SDM with bioclim in three lines of code
Or why API mattersIn this post, we will walk through the process of implementing the bioclim species distribution model in Julia, and use it to make a simple prediction based on bioclimatic data. Most of the code is based on SimpleSDMLayers.jl, an in-development package.
Getting the data
To start with, let’s get some data about amphibians in Europe:
# Prepare a folder to store the data
ispath("data") || mkdir("data")
data_folder = joinpath("data", "bioclim-sdm")
ispath(data_folder) || mkdir(data_folder)
# Download the data
_project_root = "https://raw.githubusercontent.com/EcoJulia/SpatialEcology.jl/master/"
amph_file = joinpath(data_folder, "amphibians.csv")

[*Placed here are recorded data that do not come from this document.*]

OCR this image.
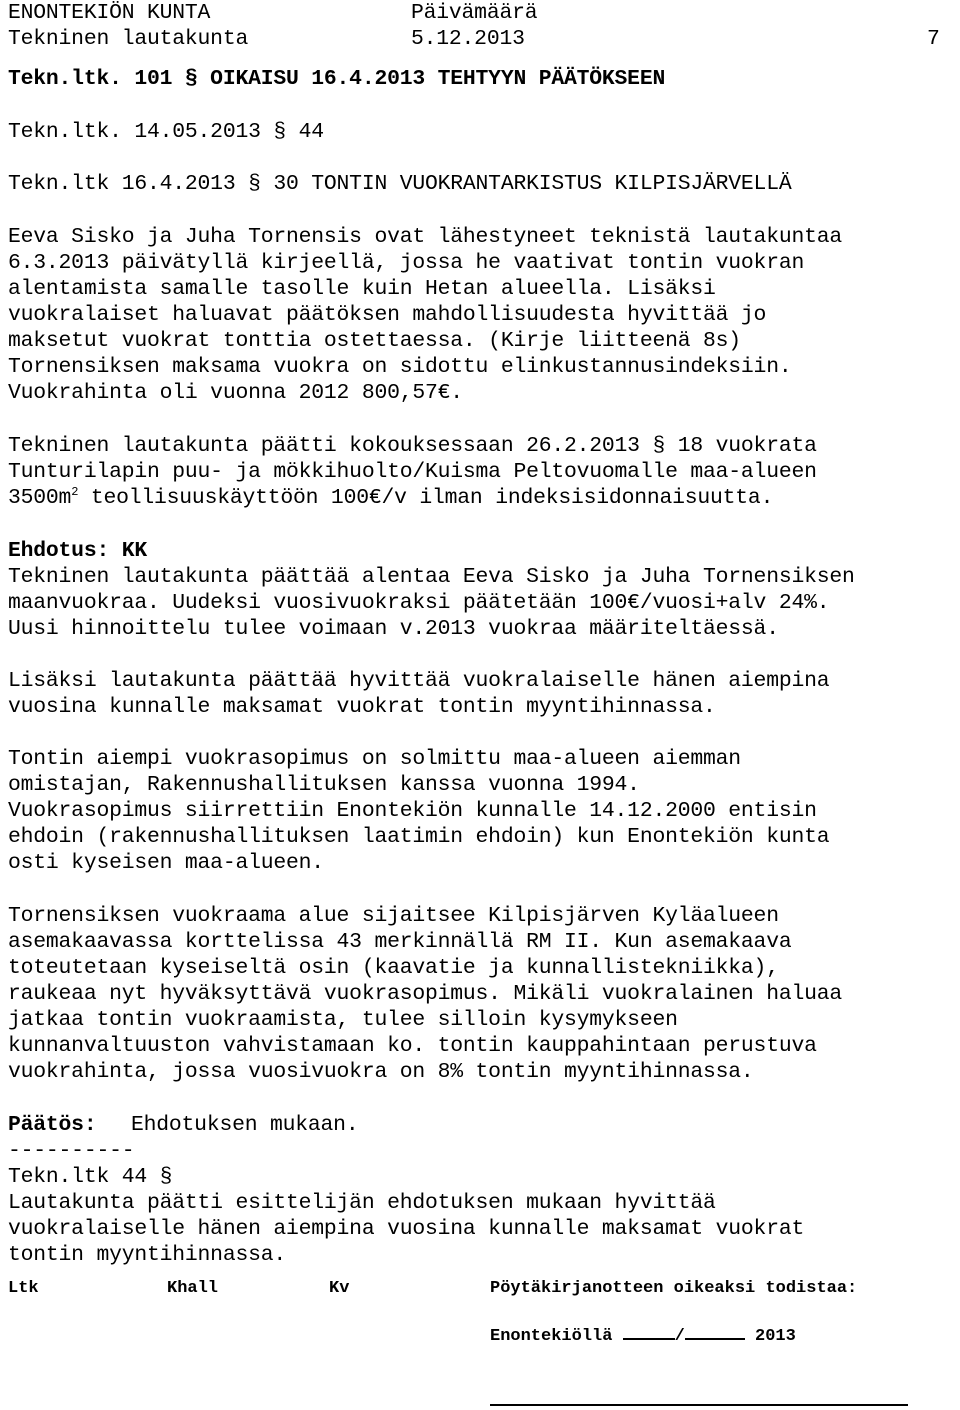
ENONTEKIÖN KUNTA	Päivämäärä
Tekninen lautakunta	5.12.2013	7
Tekn.ltk. 101 § OIKAISU 16.4.2013 TEHTYYN PÄÄTÖKSEEN
Tekn.ltk. 14.05.2013 § 44
Tekn.ltk 16.4.2013 § 30 TONTIN VUOKRANTARKISTUS KILPISJÄRVELLÄ
Eeva Sisko ja Juha Tornensis ovat lähestyneet teknistä lautakuntaa
6.3.2013 päivätyllä kirjeellä, jossa he vaativat tontin vuokran
alentamista samalle tasolle kuin Hetan alueella. Lisäksi
vuokralaiset haluavat päätöksen mahdollisuudesta hyvittää jo
maksetut vuokrat tonttia ostettaessa. (Kirje liitteenä 8s)
Tornensiksen maksama vuokra on sidottu elinkustannusindeksiin.
Vuokrahinta oli vuonna 2012 800,57€.
Tekninen lautakunta päätti kokouksessaan 26.2.2013 § 18 vuokrata
Tunturilapin puu- ja mökkihuolto/Kuisma Peltovuomalle maa-alueen
$3500m^2$ teollisuuskäyttöön 100€/v ilman indeksisidonnaisuutta.
Ehdotus: KK
Tekninen lautakunta päättää alentaa Eeva Sisko ja Juha Tornensiksen
maanvuokraa. Uudeksi vuosivuokraksi päätetään 100€/vuosi+alv 24%.
Uusi hinnoittelu tulee voimaan v.2013 vuokraa määriteltäessä.
Lisäksi lautakunta päättää hyvittää vuokralaiselle hänen aiempina
vuosina kunnalle maksamat vuokrat tontin myyntihinnassa.
Tontin aiempi vuokrasopimus on solmittu maa-alueen aiemman
omistajan, Rakennushallituksen kanssa vuonna 1994.
Vuokrasopimus siirrettiin Enontekiön kunnalle 14.12.2000 entisin
ehdoin (rakennushallituksen laatimin ehdoin) kun Enontekiön kunta
osti kyseisen maa-alueen.
Tornensiksen vuokraama alue sijaitsee Kilpisjärven Kyläalueen
asemakaavassa korttelissa 43 merkinnällä RM II. Kun asemakaava
toteutetaan kyseiseltä osin (kaavatie ja kunnallistekniikka),
raukeaa nyt hyväksyttävä vuokrasopimus. Mikäli vuokralainen haluaa
jatkaa tontin vuokraamista, tulee silloin kysymykseen
kunnanvaltuuston vahvistamaan ko. tontin kauppahintaan perustuva
vuokrahinta, jossa vuosivuokra on 8% tontin myyntihinnassa.
Päätös: Ehdotuksen mukaan.
----------
Tekn.ltk 44 §
Lautakunta päätti esittelijän ehdotuksen mukaan hyvittää
vuokralaiselle hänen aiempina vuosina kunnalle maksamat vuokrat
tontin myyntihinnassa.
Ltk	Khall	Kv	Pöytäkirjanotteen oikeaksi todistaa:
Enontekiöllä	/	2013
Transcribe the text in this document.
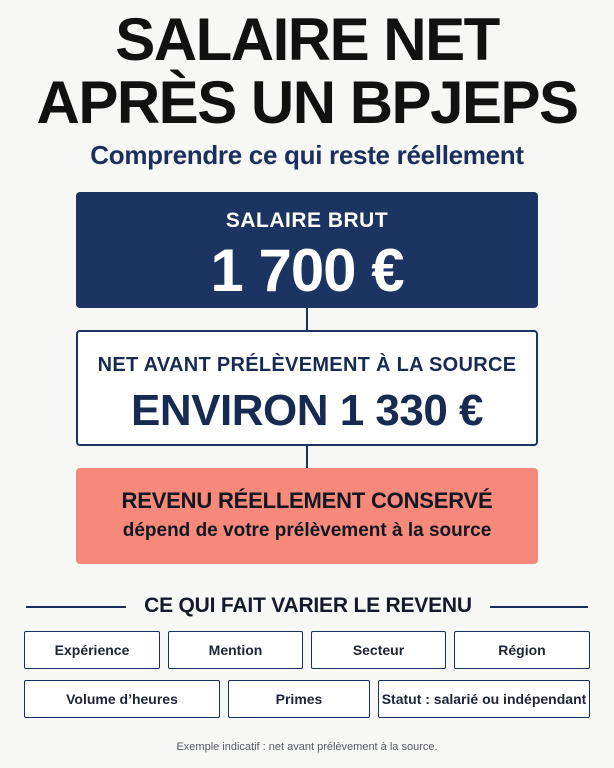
SALAIRE NET
APRÈS UN BPJEPS
Comprendre ce qui reste réellement
SALAIRE BRUT
1 700 €
NET AVANT PRÉLÈVEMENT À LA SOURCE
ENVIRON 1 330 €
REVENU RÉELLEMENT CONSERVÉ
dépend de votre prélèvement à la source
CE QUI FAIT VARIER LE REVENU
Expérience	Mention	Secteur	Région
Volume d’heures	Primes	Statut : salarié ou indépendant
Exemple indicatif : net avant prélèvement à la source.
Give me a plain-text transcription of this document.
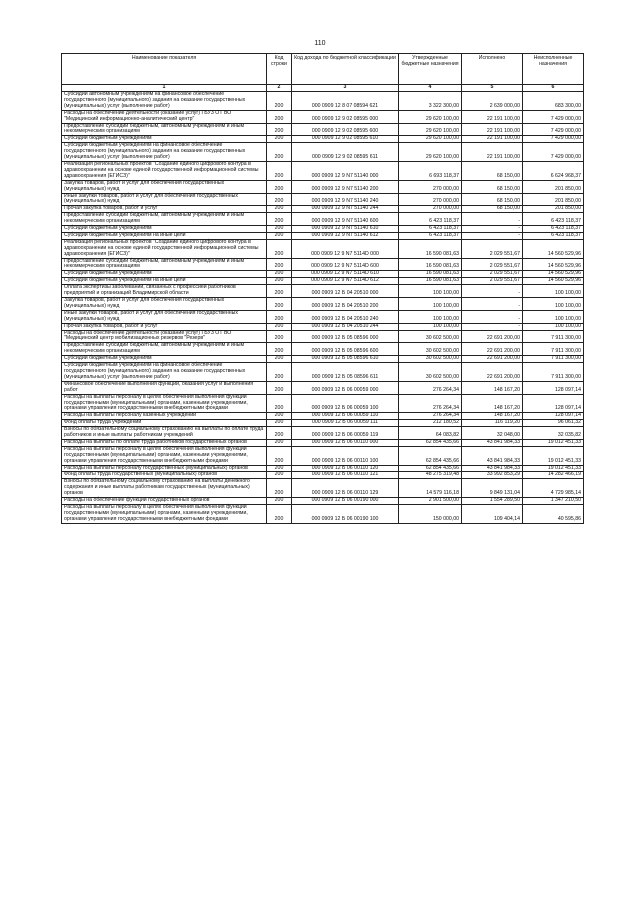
110
Наименование показателя	Код строки	Код дохода по бюджетной классификации	Утвержденные бюджетные назначения	Исполнено	Неисполненные назначения
1	2	3	4	5	6
Субсидии автономным учреждениям на финансовое обеспечение государственного (муниципального) задания на оказание государственных (муниципальных) услуг (выполнение работ)	200	000 0909 12 8 07 08594 621	3 322 300,00	2 639 000,00	683 300,00
Расходы на обеспечение деятельности (оказание услуг) ГБУЗ ОТ ВО "Медицинский информационно-аналитический центр"	200	000 0909 12 9 02 08595 000	29 620 100,00	22 191 100,00	7 429 000,00
Предоставление субсидий бюджетным, автономным учреждениям и иным некоммерческим организациям	200	000 0909 12 9 02 08595 600	29 620 100,00	22 191 100,00	7 429 000,00
Субсидии бюджетным учреждениям	200	000 0909 12 9 02 08595 610	29 620 100,00	22 191 100,00	7 429 000,00
Субсидии бюджетным учреждениям на финансовое обеспечение государственного (муниципального) задания на оказание государственных (муниципальных) услуг (выполнение работ)	200	000 0909 12 9 02 08595 611	29 620 100,00	22 191 100,00	7 429 000,00
Реализация региональных проектов "Создание единого цифрового контура в здравоохранении на основе единой государственной информационной системы здравоохранения (ЕГИСЗ)"	200	000 0909 12 9 N7 51140 000	6 693 118,37	68 150,00	6 624 968,37
Закупка товаров, работ и услуг для обеспечения государственных (муниципальных) нужд	200	000 0909 12 9 N7 51140 200	270 000,00	68 150,00	201 850,00
Иные закупки товаров, работ и услуг для обеспечения государственных (муниципальных) нужд	200	000 0909 12 9 N7 51140 240	270 000,00	68 150,00	201 850,00
Прочая закупка товаров, работ и услуг	200	000 0909 12 9 N7 51140 244	270 000,00	68 150,00	201 850,00
Предоставление субсидий бюджетным, автономным учреждениям и иным некоммерческим организациям	200	000 0909 12 9 N7 51140 600	6 423 118,37	-	6 423 118,37
Субсидии бюджетным учреждениям	200	000 0909 12 9 N7 51140 610	6 423 118,37	-	6 423 118,37
Субсидии бюджетным учреждениям на иные цели	200	000 0909 12 9 N7 51140 612	6 423 118,37	-	6 423 118,37
Реализация региональных проектов "Создание единого цифрового контура в здравоохранении на основе единой государственной информационной системы здравоохранения (ЕГИСЗ)"	200	000 0909 12 9 N7 5114D 000	16 590 081,63	2 029 551,67	14 560 529,96
Предоставление субсидий бюджетным, автономным учреждениям и иным некоммерческим организациям	200	000 0909 12 9 N7 5114D 600	16 590 081,63	2 029 551,67	14 560 529,96
Субсидии бюджетным учреждениям	200	000 0909 12 9 N7 5114D 610	16 590 081,63	2 029 551,67	14 560 529,96
Субсидии бюджетным учреждениям на иные цели	200	000 0909 12 9 N7 5114D 612	16 590 081,63	2 029 551,67	14 560 529,96
Оплата экспертизы заболеваний, связанных с профессией работников предприятий и организаций Владимирской области	200	000 0909 12 Б 04 20510 000	100 100,00	-	100 100,00
Закупка товаров, работ и услуг для обеспечения государственных (муниципальных) нужд	200	000 0909 12 Б 04 20510 200	100 100,00	-	100 100,00
Иные закупки товаров, работ и услуг для обеспечения государственных (муниципальных) нужд	200	000 0909 12 Б 04 20510 240	100 100,00	-	100 100,00
Прочая закупка товаров, работ и услуг	200	000 0909 12 Б 04 20510 244	100 100,00	-	100 100,00
Расходы на обеспечение деятельности (оказание услуг) ГБУЗ ОТ ВО "Медицинский центр мобилизационных резервов "Резерв"	200	000 0909 12 Б 05 08596 000	30 602 500,00	22 691 200,00	7 911 300,00
Предоставление субсидий бюджетным, автономным учреждениям и иным некоммерческим организациям	200	000 0909 12 Б 05 08596 600	30 602 500,00	22 691 200,00	7 911 300,00
Субсидии бюджетным учреждениям	200	000 0909 12 Б 05 08596 610	30 602 500,00	22 691 200,00	7 911 300,00
Субсидии бюджетным учреждениям на финансовое обеспечение государственного (муниципального) задания на оказание государственных (муниципальных) услуг (выполнение работ)	200	000 0909 12 Б 05 08596 611	30 602 500,00	22 691 200,00	7 911 300,00
Финансовое обеспечение выполнения функций, оказания услуг и выполнения работ	200	000 0909 12 Б 06 00059 000	276 264,34	148 167,20	128 097,14
Расходы на выплаты персоналу в целях обеспечения выполнения функций государственными (муниципальными) органами, казенными учреждениями, органами управления государственными внебюджетными фондами	200	000 0909 12 Б 06 00059 100	276 264,34	148 167,20	128 097,14
Расходы на выплаты персоналу казенных учреждений	200	000 0909 12 Б 06 00059 110	276 264,34	148 167,20	128 097,14
Фонд оплаты труда учреждений	200	000 0909 12 Б 06 00059 111	212 180,52	116 119,20	96 061,32
Взносы по обязательному социальному страхованию на выплаты по оплате труда работников и иные выплаты работникам учреждений	200	000 0909 12 Б 06 00059 119	64 083,82	32 048,00	32 035,82
Расходы на выплаты по оплате труда работников государственных органов	200	000 0909 12 Б 06 00110 000	62 854 435,66	43 841 984,33	19 012 451,33
Расходы на выплаты персоналу в целях обеспечения выполнения функций государственными (муниципальными) органами, казенными учреждениями, органами управления государственными внебюджетными фондами	200	000 0909 12 Б 06 00110 100	62 854 435,66	43 841 984,33	19 012 451,33
Расходы на выплаты персоналу государственных (муниципальных) органов	200	000 0909 12 Б 06 00110 120	62 854 435,66	43 841 984,33	19 012 451,33
Фонд оплаты труда государственных (муниципальных) органов	200	000 0909 12 Б 06 00110 121	48 275 319,48	33 992 853,29	14 282 466,19
Взносы по обязательному социальному страхованию на выплаты денежного содержания и иные выплаты работникам государственных (муниципальных) органов	200	000 0909 12 Б 06 00110 129	14 579 116,18	9 849 131,04	4 729 985,14
Расходы на обеспечение функций государственных органов	200	000 0909 12 Б 06 00190 000	2 901 500,00	1 554 289,50	1 347 210,50
Расходы на выплаты персоналу в целях обеспечения выполнения функций государственными (муниципальными) органами, казенными учреждениями, органами управления государственными внебюджетными фондами	200	000 0909 12 Б 06 00190 100	150 000,00	109 404,14	40 595,86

isfile(amph_file) || download(_project_root*"data/amph_Europe.csv", amph_file)
Our next step will be to read these data, and get the occurrences for the first
species. We can do the next step with readlines
and split
and a few
convert
s, but since this is a csv file, let’s load it properly using CSV
and
DataFrames
:
import CSV
using DataFrames
amphibians = CSV.read(amph_file);
We will focus on the first species (Salamandra salamandra), and we specifically want to get the latitudes and longitudes at which it has been observed:
occupied = amphibians[:Salamandra_salamandra] .> 0.0
salamandra = amphibians[occupied,[:Lat, :Long]]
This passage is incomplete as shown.